Many mass torts involve multiple defendants, and many of our readers have been in the position of hearing that co-defendants had settled out of the case. It is natural to wonder, and could be quite useful to know, what co-defendants paid to settle their part of the case. Typically, the agreements are subject to confidentiality agreements, and the protections of Fed. R. Evid. 408, which recognizes the strong public policy promoting settlement. See Block Drug Co. v. Sedona Labs., Inc., 2007 WL 1183828, at *1 (D.Del. Apr.19, 2007); Fidelity Fed. Sav. & Loan Assn. v. Felicetti, 148 F.R.D. 532, 534 (E.D.Pa.1993).

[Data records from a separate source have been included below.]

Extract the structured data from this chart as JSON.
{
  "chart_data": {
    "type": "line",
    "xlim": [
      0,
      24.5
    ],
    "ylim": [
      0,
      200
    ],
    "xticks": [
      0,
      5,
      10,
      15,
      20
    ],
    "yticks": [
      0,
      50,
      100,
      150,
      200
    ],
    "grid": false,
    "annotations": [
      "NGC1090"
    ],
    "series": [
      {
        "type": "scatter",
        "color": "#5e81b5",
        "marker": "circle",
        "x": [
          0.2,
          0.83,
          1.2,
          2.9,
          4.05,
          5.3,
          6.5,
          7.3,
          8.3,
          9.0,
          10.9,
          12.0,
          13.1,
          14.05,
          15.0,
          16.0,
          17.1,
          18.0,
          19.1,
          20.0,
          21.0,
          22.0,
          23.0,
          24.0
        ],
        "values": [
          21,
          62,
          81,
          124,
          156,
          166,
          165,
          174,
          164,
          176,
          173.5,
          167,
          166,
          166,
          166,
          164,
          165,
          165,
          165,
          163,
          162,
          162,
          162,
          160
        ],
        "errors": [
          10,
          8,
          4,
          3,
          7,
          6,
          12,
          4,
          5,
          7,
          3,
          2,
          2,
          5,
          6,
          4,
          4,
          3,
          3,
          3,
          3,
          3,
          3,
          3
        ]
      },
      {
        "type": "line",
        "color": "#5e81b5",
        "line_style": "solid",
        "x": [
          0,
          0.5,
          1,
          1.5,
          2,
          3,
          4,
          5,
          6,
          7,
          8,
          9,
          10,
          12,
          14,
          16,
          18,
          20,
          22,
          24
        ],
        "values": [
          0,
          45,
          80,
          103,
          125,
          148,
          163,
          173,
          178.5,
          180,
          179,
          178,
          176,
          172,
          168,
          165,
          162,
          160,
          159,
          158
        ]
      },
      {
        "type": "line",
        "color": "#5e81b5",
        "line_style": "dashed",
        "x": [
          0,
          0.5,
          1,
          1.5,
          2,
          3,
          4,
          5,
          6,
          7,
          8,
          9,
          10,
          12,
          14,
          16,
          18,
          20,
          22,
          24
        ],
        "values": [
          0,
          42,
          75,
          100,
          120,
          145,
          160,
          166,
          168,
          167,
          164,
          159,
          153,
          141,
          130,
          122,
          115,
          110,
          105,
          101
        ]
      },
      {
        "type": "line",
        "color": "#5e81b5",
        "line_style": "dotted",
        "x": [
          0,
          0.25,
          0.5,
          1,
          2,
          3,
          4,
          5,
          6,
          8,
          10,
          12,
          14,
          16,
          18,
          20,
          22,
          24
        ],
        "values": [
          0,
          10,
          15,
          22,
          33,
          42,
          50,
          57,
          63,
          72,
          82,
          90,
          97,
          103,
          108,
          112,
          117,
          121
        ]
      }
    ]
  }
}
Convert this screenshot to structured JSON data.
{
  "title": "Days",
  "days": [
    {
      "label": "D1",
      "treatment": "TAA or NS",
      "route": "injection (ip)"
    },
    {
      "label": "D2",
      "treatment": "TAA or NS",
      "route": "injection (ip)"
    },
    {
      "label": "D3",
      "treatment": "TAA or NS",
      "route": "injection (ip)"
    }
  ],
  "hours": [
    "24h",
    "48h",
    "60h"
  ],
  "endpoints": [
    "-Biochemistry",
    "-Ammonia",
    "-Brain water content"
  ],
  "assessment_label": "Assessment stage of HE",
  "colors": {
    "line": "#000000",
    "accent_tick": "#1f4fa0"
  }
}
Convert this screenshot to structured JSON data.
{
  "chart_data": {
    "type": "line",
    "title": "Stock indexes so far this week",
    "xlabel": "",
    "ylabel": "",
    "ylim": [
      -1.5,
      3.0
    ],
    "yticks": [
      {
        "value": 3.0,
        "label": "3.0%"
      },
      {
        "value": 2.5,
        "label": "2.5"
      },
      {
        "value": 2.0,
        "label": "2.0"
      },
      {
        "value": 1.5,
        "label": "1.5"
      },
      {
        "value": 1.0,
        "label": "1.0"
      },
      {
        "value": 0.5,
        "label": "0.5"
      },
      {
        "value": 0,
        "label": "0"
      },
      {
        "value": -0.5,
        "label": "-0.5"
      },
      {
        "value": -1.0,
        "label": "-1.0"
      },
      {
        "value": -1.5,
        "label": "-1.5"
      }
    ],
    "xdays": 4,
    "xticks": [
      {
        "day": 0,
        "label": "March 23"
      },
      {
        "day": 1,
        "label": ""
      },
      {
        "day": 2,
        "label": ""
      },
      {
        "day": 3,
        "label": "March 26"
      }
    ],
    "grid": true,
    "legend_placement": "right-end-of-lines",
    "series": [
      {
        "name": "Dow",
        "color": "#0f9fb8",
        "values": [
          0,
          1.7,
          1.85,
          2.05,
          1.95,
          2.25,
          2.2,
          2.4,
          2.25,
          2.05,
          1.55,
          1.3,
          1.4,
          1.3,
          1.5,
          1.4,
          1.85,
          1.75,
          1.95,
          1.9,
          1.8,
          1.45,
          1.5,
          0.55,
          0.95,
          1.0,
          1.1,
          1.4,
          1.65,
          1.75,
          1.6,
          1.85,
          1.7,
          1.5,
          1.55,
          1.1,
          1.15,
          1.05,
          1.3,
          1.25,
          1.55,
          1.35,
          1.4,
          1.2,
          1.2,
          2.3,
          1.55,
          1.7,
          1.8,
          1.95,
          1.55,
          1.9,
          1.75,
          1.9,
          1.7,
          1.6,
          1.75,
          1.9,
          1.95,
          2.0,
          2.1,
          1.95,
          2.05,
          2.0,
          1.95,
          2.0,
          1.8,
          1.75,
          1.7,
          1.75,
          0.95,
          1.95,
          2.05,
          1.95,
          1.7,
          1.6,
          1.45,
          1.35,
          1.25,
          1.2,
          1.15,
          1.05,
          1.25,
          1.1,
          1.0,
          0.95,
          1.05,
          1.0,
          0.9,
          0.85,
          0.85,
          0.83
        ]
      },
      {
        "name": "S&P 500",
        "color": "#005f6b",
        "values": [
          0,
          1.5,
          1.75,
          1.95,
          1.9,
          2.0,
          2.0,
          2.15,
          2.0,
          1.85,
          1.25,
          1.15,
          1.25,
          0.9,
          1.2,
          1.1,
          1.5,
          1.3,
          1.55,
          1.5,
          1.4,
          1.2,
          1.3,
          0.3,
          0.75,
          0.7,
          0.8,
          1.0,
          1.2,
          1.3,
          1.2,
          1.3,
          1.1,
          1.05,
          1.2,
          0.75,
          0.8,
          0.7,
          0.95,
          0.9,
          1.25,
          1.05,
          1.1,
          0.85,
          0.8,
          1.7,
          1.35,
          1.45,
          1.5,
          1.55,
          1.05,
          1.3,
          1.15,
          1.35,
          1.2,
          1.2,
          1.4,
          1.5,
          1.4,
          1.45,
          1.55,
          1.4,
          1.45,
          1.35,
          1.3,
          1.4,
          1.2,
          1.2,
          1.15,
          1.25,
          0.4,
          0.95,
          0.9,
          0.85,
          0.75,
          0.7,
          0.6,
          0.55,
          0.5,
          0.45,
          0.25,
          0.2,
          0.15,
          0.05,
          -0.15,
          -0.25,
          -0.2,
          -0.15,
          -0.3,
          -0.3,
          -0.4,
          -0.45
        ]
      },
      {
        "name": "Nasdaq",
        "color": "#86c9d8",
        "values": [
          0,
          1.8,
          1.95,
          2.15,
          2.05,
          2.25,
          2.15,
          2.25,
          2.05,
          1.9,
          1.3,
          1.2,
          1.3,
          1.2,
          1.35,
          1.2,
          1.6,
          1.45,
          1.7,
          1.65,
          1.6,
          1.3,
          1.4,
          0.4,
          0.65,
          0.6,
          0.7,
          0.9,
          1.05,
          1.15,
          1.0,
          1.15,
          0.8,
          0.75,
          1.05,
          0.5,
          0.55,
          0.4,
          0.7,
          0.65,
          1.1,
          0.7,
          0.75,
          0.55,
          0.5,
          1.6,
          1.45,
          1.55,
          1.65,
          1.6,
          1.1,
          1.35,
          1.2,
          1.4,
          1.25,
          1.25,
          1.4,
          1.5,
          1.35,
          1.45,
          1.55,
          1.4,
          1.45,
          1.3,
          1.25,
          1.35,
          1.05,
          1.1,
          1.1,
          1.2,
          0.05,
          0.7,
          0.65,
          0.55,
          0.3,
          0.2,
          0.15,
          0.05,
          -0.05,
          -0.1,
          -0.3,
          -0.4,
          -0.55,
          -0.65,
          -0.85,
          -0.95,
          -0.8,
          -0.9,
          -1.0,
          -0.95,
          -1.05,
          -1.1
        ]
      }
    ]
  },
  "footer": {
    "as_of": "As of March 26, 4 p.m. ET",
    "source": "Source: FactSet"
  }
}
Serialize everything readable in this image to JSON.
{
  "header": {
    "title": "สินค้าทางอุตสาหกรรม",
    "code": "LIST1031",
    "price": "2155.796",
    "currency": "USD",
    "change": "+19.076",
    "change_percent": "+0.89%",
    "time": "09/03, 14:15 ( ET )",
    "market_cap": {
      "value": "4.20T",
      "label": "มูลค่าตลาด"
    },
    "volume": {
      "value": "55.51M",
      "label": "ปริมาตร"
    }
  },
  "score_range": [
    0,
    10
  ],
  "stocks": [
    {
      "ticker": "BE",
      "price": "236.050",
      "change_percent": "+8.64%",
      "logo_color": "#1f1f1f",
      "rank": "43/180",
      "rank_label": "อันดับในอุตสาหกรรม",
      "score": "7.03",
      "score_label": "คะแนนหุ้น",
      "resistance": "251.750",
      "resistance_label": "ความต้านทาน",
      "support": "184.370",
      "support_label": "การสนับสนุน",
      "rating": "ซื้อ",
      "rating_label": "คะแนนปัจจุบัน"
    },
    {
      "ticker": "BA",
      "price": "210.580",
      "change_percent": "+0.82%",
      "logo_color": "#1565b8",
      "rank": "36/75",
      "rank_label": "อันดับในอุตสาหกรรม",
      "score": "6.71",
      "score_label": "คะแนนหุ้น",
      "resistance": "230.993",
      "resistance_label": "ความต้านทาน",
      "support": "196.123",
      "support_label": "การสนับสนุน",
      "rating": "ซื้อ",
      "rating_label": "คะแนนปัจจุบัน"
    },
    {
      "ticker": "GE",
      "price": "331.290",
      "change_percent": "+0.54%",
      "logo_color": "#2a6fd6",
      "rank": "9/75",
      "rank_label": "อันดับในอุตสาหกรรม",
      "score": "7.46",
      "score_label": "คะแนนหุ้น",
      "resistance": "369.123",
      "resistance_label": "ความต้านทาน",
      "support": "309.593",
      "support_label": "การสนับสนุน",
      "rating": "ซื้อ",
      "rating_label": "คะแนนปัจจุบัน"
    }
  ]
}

A recent federal case tested these boundaries. Dent v. Westinghouse, et al., 2010 WL 56054 (E.D.Pa. Jan. 4, 2010). Warren Pumps, a defendant in multi-party asbestos litigation, filed a motion to compel the plaintiff to respond to certain interrogatories and requests for production of documents regarding the settlement of any claim asserted in the complaint. Plaintiff objected. The thrust of Warren Pumps’ argument was that the discovery about each additional asbestos-containing product which plaintiff claims caused his mesothelioma made it that much less likely that his mesothelioma was caused by exposure to any Warren Pump product. And it allegedly made plaintiff’s assertions to the contrary less and less credible.
Warren Pumps pointed out that on its face Rule 408 pertains to the admissibility of evidence, and argued it was inapplicable to a discovery dispute. (citing DirecTV, Inc. v. Puccinelli, 224 F.R.D. 677, 685 (D.Kan.2004)). Although Rule 408 speaks in terms of admissibility, several courts have concluded that a heightened showing is required for even the discovery of settlement information. That is, they have required a more particularized showing that the evidence of settlement sought is relevant and calculated to lead to the discovery of admissible evidence. Block Drug, 2007 WL 1183828, at *1; Lesal Interiors, Inc. v. Resolution Trust Corp., 153 F.R.D. 561, 562 (D.N.J.1994)).
Warren Pumps also argued that it was not seeking the information for any purpose prohibited by the rule. Rule 408 bars the use of settlement information “to prove liability for, invalidity of, or amount of a claim….” F.R.E. 408(a). Among other purposes, Rule 408 specifically permits settlement evidence to show a witness’s bias or prejudice. F.R.E. 408(b). The defendant contended that it was merely seeking the settlement information to test the credibility of plaintiff’s claims.
The court found this was merely “repackaging” the motives forbidden by Rule 408 by placing them under the guise of credibility. To the extent the defendant was seeking the information to determine whether the dismissed co-defendants were dismissed for lack of evidence, Warren Pumps wanted to impugn the credibility of plaintiff’s claims against Warren Pumps by virtue of his apparently merit-less claims against the dismissed co-defendants. Thus, Warren Pumps sought the information to prove the invalidity of the claims against it, a use which Rule 408 prohibits, said the court. To the extent defendant sought the settlement information, and the amounts of those settlements, it was trying to show that if plaintiff had settled with a co-defendant more or less equivalent in culpability to Warren for a certain sum of money, and thus established the value of his damages with regard to that co-defendant, it would not be credible for plaintiff to seek a higher sum from Warren. But, said the court, this would be using the settlement information to establish the amount of plaintiff’s claim against Warren Pumps. Again, this is forbidden by Rule 408.
Bottom line, the discovery was denied because while disclosure of the settlement agreements would reveal the amount of money plaintiff received from other asbestos manufacturers, the settlement amounts could not then be used to prove the extent of plaintiff’s exposure to, or damages from, asbestos from another manufacturer’s product.